Хорошо, когда ты солнце - страница 5
В занавешенное окошко глухо стукнул камешек. Женя с тёткой одновременно вздрогнули, но ни одна не подошла, не глянула, кто там.
– Иди, – сказала тётка через минуту. – Это тебя. Не те мои годы уже, чтоб мне парни камушки в окно кидали.
И ни тебе упрёков, ни сурового: «Не пущу». Не до того было.
У крыльца дома стоял Саша. Встрёпанный, напряжённый, он подался вперёд, увидев Женю, потом замер, неловко откашлялся и предложил:
– Пойдём прогуляемся?
Она пожала плечами. Зашагали вдоль улочки, под зелёными деревьями. Ещё вчера Женя боялась бы чужих глаз, сегодня было уже всё равно. Внутри дрожало перепуганным зайцем предчувствие беды.
– Я на фронт уезжаю, – сказал Саша. – В военкомат с утра ходил.
– Как на фронт?
Женя растерялась. Она понимала, что начнётся мобилизация, что мужчины пойдут воевать, но то другие, взрослые, сильные. Не Саша.
– А так, – отрезал он.
– Тебе же ещё восемнадцати нет, не возьмут.
Саша помолчал, потом глухо сказал:
– Мы с Петькой и Мишкой решили, припишем себе по году, вдруг не заметят. Не заметили. Там не мы одни такие. Видели парней и из других школ.
Жене нечего было сказать. Вот и молчала, чувствуя, как затапливает душу чёрный беспросветный холод.
Саша вдруг остановился, развернулся к ней и как-то жалобно сказал:
– Ты только пойми. Как я по-другому? Кто я буду, если не пойду? Нельзя так, не могу.
– Понимаю, – отозвалась Женя. А голове мелькнуло: «А кто же я буду, если начну плакать и просить не ехать, остаться?»
– Я чего пришёл-то, – помолчав, сказал Саша. Впервые взял Женю за руку. Тепло, невесомо и очень бережно. Посмотрел в глаза. Может, и не будет другого случая…

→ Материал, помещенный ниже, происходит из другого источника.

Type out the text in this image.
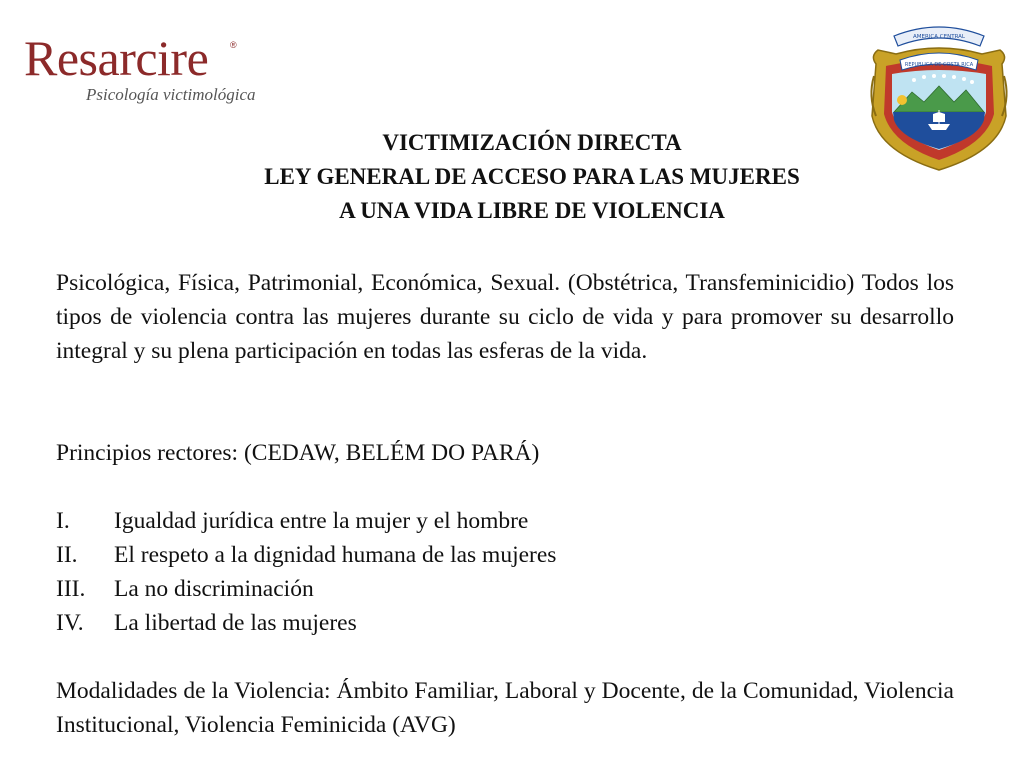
Resarcire ®
Psicología victimológica
AMERICA CENTRAL
REPUBLICA DE COSTA RICA
VICTIMIZACIÓN DIRECTA
LEY GENERAL DE ACCESO PARA LAS MUJERES
A UNA VIDA LIBRE DE VIOLENCIA
Psicológica, Física, Patrimonial, Económica, Sexual. (Obstétrica, Transfeminicidio) Todos los tipos de violencia contra las mujeres durante su ciclo de vida y para promover su desarrollo integral y su plena participación en todas las esferas de la vida.
Principios rectores: (CEDAW, BELÉM DO PARÁ)
I.	Igualdad jurídica entre la mujer y el hombre
II.	El respeto a la dignidad humana de las mujeres
III.	La no discriminación
IV.	La libertad de las mujeres
Modalidades de la Violencia: Ámbito Familiar, Laboral y Docente, de la Comunidad, Violencia Institucional, Violencia Feminicida (AVG)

Он замялся, потом резко, как в воду прыгая, спросил:
– Как вернусь, выйдешь за меня замуж?
Женя смотрела ему в глаза, голубые, красивые, родные глаза. И понимала, что вот в этот миг решается её судьба. И, если сейчас она не согласится, то всё пойдет неправильно, не так.
– Выйду, – ответила она.
Тёплое июньское утро таяло перед глазами, сменяясь серым осенним днём. Таяло время, десятилетия между ними, как снежинки на ладони. Таяла и исчезала юная решительная Женя, оставаясь старухой на лавочке у подъезда. Евгения Васильевна вздохнула.
– Он погиб, да? – спросила Вика рядом.
– Как оказалось, да. На Смоленщине.
– А это где?
«Чему вас в школе учат?» – хмыкнула про себя Евгения Васильевна.
– Это далеко, очень далеко.
– Вам, наверное, хотелось побывать у него? – в голосе девочки звучало искренне сочувствие и какая-то недетская проницательность.
– Вот и поеду. Затем гости ко мне и приходили.
– Как же вы поедете, вы же еле вниз, на улицу, спускаетесь? – выдала Вика. И тут же смутилась. – Ой, извините. Я не про то, что вы старая, то есть…
Она окончательно запуталась и умолкла. Евгения Васильевна улыбнулась, глядя на её растерянное лицо.
– Так то вниз. Не так важно. А как не поехать к тому, которого ждала столько лет?
– А все говорят, что в таком возрасте серьёзно любить нельзя. – Вика поморщилась, явно цитируя кого-то из взрослых. И с уважением глянула на Евгению Васильевну. – А вы вон как. Круто.
– Круто, – покорно согласилась та, вставая. Ноги совсем замёрзли, колени ломило. Пора было возвращаться домой. – Только мы другие были, деточка. И жизнь другая. Каждый день, как последний. Нужно было успеть и пожить, и полюбить, и умереть за Родину. Вот и торопились.
Не прощаясь, она ещё раз улыбнулась задумчиво глядящей на неё Вике и медленно зашагала к подъезду.